To a degree greater than most theatrical releases, a narrative synopsis is basically impossible, as there's nary an instant in this fantasia that adheres to A-follows-B logic. To wit, the opening moments: quick snapshots of random faces; a horse race; a living room TV displaying the horse race, and Fionnula Flanagan talking on the phone about Felix while an annoyed Stella Arroyave stands in the background; the sound of steeds whinnying and cars crashing; Flanagan saying "Bette, dear" followed by a cut to a close-up film clip of Bette Davis; Flanagan saying something about Vegas, and the Caesar's Palace neon sign flashing across her face; the sight of Felix at the horse race with a blonde (Lisa Pepper), and then on a TV screen silently screaming; a bellowing John Turturro dressed in different outfits; and finally Felix at an outdoor Hollywood café with Pepper, who introduces him to a Russian waitress who's also an aspiring actress. And with that, we're off into the nonsensical stratosphere! The writer/director/star swirls together facts, locations and faces to the point of incomprehensibility, which is augmented by his refusal to let a single scene exist without ten edits, half of which must be employed in the service of subliminal imagery. Hitler? Check. Nixon? Of course. Vietnam? Sure, why not!
Hopkins likely wants his visual interjections to resonate both on a personal and political plane, but trying to make heads or tails of his intentions is as futile as trying to experience the film in conventional terms. There's an omnipresent feeling that Hopkins is straining mightily to break free from traditional filmic principles, and the mad-scientist gusto with which he goes after his "vision" is, admittedly, both sincere and rather admirable. Still, that hardly makes up for the fact that what he's crafted is basically a faux-profound junk-o-rama, a kaleidoscopic miasma devoid of any engaging element. A Corvette changes from yellow to blue to yellow again in a veritable nanosecond, a tarantula says "Hello," and a crow says "Have a nice day." Slipstream justifies its craziness by casting it as Felix's deathbed fever dream (or some such subconscious state of mind), and thus it isn't long before Alice in Wonderland allusions begin cropping up. As with virtually everything else, though, these gestures are so superficial as to make absolutely no impact.
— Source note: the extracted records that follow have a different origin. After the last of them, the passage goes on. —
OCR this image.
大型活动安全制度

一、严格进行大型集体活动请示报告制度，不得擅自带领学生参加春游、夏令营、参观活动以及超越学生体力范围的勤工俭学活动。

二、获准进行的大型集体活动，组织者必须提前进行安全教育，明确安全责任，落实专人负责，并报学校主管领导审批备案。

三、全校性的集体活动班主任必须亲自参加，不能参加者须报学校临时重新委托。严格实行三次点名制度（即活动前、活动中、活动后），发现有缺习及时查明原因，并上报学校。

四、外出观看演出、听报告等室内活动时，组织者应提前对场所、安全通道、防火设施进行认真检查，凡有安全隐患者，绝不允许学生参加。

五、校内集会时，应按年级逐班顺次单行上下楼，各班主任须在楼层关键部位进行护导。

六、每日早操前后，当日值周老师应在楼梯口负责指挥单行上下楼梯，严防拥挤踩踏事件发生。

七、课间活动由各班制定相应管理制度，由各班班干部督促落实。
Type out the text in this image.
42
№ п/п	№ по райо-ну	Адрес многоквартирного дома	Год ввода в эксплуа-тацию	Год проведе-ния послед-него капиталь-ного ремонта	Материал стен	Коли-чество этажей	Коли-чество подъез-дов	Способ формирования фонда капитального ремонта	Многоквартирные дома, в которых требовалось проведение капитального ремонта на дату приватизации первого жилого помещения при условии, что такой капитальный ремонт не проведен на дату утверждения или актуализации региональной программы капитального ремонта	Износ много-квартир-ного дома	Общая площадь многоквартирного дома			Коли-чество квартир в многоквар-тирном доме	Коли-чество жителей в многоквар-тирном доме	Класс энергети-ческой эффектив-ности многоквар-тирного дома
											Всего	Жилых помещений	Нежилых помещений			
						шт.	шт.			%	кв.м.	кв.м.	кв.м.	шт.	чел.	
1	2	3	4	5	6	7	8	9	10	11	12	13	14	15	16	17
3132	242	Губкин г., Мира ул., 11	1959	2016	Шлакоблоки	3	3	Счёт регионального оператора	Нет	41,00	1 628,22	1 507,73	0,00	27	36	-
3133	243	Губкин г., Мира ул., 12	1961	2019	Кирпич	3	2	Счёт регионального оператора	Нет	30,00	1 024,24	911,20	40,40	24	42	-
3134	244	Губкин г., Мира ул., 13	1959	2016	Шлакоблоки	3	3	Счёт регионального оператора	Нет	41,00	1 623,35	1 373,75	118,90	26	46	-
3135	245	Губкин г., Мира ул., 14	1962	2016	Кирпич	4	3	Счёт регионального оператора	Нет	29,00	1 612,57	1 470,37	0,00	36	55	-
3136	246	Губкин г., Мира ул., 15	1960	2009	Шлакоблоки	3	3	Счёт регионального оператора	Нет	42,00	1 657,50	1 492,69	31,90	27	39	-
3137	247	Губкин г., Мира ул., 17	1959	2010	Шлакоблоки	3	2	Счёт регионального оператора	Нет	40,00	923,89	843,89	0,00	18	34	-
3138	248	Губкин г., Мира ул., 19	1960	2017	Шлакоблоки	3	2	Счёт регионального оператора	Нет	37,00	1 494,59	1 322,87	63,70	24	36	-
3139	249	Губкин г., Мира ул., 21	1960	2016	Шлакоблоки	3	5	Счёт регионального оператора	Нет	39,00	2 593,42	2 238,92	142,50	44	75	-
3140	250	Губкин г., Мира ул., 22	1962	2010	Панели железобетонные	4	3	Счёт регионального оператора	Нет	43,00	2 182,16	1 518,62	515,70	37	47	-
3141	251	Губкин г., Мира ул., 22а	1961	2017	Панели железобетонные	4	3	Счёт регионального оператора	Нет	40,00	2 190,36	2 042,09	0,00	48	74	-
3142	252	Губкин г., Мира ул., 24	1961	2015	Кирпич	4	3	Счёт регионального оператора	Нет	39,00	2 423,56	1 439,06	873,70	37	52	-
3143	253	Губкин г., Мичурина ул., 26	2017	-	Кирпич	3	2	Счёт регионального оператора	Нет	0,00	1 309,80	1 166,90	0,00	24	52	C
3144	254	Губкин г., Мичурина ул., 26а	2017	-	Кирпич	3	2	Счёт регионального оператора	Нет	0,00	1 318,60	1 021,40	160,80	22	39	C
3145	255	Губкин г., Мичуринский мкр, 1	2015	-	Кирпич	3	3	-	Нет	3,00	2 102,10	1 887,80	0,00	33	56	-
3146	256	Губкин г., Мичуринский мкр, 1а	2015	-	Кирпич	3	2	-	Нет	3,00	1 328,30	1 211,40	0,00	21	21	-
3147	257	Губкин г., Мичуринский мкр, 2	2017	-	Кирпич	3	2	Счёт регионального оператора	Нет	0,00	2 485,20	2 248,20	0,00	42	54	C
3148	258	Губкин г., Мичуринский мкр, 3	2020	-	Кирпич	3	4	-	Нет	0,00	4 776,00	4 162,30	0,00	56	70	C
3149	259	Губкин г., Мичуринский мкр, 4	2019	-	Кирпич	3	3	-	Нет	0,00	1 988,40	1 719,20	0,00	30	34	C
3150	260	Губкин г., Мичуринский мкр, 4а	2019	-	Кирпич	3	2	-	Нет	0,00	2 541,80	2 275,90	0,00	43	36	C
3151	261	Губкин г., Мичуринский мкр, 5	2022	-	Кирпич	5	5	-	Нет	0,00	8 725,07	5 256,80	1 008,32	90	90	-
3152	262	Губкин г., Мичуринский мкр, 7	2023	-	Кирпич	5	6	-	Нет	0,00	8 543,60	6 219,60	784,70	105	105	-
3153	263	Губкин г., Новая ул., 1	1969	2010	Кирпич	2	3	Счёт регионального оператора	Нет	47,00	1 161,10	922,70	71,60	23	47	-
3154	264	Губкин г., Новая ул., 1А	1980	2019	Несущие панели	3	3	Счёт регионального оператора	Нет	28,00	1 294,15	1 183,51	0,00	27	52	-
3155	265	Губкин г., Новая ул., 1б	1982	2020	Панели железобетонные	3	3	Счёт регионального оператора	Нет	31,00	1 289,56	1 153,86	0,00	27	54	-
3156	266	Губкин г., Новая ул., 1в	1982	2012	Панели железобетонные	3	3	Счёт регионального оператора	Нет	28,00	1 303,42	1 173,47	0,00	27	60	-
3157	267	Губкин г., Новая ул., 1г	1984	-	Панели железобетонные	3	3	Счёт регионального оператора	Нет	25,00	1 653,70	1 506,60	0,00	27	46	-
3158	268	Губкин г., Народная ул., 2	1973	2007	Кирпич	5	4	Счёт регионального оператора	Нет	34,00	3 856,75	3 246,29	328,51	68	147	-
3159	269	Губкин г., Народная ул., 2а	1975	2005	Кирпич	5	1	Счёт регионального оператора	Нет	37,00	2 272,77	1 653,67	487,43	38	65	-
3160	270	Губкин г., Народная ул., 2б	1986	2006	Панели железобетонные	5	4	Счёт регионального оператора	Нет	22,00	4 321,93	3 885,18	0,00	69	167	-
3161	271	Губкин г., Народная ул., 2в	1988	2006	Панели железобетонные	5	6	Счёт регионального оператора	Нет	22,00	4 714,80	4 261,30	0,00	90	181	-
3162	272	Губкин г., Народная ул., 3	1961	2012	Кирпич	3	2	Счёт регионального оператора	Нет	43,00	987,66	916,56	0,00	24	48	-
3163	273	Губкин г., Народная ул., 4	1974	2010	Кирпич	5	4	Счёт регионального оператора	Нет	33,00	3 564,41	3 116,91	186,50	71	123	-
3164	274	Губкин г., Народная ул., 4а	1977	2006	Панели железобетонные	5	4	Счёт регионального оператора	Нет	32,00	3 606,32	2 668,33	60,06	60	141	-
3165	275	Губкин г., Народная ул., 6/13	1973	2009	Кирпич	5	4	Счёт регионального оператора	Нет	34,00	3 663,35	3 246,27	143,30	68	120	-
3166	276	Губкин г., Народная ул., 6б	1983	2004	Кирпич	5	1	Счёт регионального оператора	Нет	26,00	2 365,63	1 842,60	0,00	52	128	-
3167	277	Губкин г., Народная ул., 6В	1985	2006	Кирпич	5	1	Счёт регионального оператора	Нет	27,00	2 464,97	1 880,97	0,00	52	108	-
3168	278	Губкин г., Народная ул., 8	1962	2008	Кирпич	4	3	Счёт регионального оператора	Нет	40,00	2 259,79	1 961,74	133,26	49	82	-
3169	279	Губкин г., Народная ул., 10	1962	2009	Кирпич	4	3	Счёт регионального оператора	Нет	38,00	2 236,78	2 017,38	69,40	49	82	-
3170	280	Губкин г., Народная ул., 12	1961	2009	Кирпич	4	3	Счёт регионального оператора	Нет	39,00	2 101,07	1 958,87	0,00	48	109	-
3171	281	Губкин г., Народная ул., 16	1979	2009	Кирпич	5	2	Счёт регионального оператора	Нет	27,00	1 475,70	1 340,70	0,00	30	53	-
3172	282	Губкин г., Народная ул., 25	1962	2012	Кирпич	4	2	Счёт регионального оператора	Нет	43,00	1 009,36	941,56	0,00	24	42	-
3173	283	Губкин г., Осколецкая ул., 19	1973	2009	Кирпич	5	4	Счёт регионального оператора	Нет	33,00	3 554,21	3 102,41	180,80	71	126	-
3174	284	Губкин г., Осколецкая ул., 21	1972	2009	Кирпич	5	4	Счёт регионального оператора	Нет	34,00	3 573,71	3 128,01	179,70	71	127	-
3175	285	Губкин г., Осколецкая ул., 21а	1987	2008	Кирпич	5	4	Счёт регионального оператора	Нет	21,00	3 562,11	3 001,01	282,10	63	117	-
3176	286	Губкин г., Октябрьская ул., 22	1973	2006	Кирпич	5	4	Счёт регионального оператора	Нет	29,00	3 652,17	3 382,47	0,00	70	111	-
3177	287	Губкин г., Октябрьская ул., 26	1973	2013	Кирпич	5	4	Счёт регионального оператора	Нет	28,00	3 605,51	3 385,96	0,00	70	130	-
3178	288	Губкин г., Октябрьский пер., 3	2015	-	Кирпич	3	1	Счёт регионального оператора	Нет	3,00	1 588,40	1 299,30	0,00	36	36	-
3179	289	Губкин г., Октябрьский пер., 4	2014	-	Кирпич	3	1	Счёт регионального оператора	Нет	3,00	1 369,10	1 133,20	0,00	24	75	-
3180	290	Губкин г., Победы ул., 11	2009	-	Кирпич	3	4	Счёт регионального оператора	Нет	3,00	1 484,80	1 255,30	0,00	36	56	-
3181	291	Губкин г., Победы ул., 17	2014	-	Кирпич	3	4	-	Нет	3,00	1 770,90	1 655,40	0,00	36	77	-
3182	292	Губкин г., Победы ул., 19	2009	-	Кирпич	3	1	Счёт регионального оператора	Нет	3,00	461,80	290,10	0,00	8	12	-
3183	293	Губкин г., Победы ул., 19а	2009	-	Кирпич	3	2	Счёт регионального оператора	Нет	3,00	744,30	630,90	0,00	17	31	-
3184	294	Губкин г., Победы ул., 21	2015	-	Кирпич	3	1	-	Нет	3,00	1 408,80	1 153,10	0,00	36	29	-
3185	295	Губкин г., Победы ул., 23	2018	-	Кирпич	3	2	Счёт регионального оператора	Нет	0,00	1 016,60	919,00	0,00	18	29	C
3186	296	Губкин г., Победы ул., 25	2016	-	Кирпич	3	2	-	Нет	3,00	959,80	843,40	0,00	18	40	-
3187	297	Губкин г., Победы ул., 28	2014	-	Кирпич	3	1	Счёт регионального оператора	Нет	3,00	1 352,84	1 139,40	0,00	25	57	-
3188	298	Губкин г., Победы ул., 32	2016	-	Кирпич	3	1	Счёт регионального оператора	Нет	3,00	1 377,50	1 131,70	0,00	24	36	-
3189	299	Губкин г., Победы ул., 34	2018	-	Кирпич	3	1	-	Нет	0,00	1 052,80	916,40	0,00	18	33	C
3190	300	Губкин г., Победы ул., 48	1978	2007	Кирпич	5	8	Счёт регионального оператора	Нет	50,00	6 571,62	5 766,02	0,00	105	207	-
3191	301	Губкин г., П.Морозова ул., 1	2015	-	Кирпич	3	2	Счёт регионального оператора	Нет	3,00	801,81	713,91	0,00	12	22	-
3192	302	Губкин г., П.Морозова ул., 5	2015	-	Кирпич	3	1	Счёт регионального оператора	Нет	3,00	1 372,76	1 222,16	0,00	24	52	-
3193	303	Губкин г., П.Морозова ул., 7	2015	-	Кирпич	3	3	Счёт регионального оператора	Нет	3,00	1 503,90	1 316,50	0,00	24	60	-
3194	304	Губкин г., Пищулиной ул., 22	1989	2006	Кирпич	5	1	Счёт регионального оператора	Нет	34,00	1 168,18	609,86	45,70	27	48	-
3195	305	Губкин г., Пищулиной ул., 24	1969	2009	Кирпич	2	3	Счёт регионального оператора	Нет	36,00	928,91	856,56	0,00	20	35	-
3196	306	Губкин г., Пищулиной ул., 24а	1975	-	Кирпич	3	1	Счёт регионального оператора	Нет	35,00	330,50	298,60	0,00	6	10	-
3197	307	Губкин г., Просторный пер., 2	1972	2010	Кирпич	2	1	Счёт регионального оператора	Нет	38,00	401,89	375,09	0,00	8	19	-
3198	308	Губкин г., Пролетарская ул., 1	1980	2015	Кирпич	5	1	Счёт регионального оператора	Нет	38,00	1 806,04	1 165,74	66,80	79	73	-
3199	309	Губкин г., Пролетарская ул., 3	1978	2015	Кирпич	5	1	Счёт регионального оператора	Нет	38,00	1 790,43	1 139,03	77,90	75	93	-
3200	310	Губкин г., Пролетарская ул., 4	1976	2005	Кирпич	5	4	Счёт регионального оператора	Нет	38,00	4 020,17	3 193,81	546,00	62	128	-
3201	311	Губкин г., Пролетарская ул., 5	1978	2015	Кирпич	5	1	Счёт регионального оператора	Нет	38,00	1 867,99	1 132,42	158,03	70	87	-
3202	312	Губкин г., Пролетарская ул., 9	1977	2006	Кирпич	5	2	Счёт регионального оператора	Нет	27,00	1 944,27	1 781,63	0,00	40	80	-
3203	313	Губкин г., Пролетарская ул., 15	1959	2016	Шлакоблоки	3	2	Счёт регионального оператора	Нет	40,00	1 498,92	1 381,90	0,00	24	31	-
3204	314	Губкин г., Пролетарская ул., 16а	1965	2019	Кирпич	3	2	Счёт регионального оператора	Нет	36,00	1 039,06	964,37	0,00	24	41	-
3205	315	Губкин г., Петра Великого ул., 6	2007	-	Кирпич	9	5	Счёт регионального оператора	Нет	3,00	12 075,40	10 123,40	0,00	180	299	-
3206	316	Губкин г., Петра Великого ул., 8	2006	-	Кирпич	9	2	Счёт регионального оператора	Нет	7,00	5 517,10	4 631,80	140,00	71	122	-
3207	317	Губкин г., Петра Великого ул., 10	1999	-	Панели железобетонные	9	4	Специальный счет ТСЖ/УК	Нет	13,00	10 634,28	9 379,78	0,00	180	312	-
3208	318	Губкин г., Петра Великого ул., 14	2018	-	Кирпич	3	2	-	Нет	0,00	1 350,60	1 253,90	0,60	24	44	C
A man stuck in L.A. freeway traffic leaps from his car and starts firing shots at Felix's dashboard while screaming "We've lost the plot!", which would be true if there had ever been a plot to begin with. And later, a script supervisor (Cameron Manheim) returns from the dead to lament the loss of continuity. Hardy har har. Alas, there's no substantive commentary or critique lurking beneath these narrative digressions and asides, or within the goofy camerawork and schizoid editing, that might justify such unfettered indulgence. After blabbering on and on about Invasion of the Body Snatchers, Felix gives that film's star Kevin McCarthy a ride in his car. Dolly Parton shows up (while one of her songs plays in the background) and confesses that her name is "Dolly Parton Look-alike." John Turturro's movie producer rants and raves about hating writers, perhaps in an inside-joke reference to Barton Fink. And a coffee shop stick-up by Christian Slater and Jeffrey Tambor (the former in a wide-brimmed hat, the latter as a man named "Geek") is revealed to actually be a movie scene. It's all very obscure and out-there. But Slipstream isn't so much experimental meta cinema as it is a crummy facsimile of it.